Dr. Raymond Richard Neutra is the youngest son of the architect Richard Neutra. He was born in Los Angeles in 1939. Dr. Neutra received his Bachelors degree from Ponoma College, his medical degree from McGill University in Montreal and his Masters and Doctorate degrees from Harvard School of Public Health. Until 1980 he was a tenured Associate Professor at the UCLA Medical School and an Assistant Professor at the Harvard Medical School. From 1980 to 2007 he was Chief of the Division of Environmental and Occupational Disease Control at the California Department of Public Health. He carried out epidemiological research in Colombia and New Mexico. Dr. Neutra is board certified in preventive medicine, he is author of many publications and scientific articles.
He is also helping to fund raise for the Richard Neutra VDL Studio/Residences.

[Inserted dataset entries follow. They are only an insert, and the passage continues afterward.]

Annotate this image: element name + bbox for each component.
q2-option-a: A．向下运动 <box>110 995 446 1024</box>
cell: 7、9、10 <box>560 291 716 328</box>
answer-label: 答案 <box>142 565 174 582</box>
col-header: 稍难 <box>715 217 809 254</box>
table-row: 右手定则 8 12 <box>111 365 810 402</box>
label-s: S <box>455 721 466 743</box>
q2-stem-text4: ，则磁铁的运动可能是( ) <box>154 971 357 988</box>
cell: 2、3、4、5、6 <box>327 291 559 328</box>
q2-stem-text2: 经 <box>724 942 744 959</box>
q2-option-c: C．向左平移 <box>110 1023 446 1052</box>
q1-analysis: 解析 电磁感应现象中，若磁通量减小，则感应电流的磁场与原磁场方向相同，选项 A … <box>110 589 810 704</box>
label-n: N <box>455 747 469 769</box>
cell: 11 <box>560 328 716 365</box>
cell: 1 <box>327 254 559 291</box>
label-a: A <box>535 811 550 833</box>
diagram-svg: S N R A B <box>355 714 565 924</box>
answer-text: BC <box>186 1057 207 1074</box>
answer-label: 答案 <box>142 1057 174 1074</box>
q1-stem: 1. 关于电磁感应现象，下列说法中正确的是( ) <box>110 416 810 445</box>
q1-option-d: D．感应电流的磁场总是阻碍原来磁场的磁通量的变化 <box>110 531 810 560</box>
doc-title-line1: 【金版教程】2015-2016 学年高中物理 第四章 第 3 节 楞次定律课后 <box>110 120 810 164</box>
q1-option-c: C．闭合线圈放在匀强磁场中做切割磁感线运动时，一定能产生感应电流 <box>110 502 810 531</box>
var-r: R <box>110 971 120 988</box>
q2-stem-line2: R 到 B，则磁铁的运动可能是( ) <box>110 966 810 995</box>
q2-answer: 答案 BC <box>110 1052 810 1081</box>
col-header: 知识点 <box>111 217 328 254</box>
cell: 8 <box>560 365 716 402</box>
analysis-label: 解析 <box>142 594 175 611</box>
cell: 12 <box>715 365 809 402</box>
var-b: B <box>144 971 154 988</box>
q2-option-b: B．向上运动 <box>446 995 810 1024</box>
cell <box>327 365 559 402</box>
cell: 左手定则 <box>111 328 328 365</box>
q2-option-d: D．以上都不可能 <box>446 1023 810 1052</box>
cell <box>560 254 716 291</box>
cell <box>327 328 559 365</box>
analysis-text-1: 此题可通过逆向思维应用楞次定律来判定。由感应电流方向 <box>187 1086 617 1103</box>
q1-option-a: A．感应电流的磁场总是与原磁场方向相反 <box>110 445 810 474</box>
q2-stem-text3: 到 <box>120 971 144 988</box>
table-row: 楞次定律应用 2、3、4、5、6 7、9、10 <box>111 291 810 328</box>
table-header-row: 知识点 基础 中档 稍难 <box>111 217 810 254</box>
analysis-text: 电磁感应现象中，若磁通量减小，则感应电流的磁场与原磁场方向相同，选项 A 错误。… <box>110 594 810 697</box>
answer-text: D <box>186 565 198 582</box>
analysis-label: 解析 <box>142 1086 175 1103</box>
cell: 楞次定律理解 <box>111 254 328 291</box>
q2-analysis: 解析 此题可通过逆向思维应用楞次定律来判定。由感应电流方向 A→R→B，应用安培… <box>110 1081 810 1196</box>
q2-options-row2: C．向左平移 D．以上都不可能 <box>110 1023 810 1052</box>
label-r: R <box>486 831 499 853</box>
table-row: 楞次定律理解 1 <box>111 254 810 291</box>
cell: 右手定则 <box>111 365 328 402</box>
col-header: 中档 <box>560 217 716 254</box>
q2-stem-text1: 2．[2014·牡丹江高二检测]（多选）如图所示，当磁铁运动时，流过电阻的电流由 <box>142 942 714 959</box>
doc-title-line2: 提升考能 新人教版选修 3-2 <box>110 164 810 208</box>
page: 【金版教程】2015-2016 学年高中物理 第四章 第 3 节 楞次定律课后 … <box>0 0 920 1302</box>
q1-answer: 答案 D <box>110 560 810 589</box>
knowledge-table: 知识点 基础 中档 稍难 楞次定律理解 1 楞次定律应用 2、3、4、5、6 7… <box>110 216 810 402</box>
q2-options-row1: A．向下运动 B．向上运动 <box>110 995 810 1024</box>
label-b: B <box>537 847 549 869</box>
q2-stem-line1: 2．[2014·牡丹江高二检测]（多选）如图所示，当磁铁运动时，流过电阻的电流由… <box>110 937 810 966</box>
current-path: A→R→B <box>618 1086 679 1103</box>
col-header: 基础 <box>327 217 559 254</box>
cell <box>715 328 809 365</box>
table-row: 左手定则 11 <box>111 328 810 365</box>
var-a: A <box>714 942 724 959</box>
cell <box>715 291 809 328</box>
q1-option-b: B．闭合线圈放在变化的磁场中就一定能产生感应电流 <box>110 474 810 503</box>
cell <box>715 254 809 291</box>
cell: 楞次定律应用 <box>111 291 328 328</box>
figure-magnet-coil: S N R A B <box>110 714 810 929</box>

The lecture will include a short concert performance with short violin solos by Miloš Štědroň by a young Brno violinist, Tereza Marečková.

The lecture and the concert take place on Wednesday 2 July 2014 at 7 p.m. at the Villa Tugendhat 
(a tour of the villa is not included in the lecture). 
The lecture will be in English and will not be interpreted.

Entrance fee is 100 CZK; students and seniors 50 CZK.

An advance booking is required for the lecture, by telephone at +420 515 511 015/017
or e-mail: info@tugendhat.eu (limited capacity of 70 people).

The poster can be downloaded here.

Due to illness of violinist Tereza Marečková there was a little change in the musical prologue to the lecture.
Pianist Marcela Jelínková, a student of 6th year of the Brno Conservatory, performed April’s Preludes, Op. 13 by Vítězslava Kaprálová.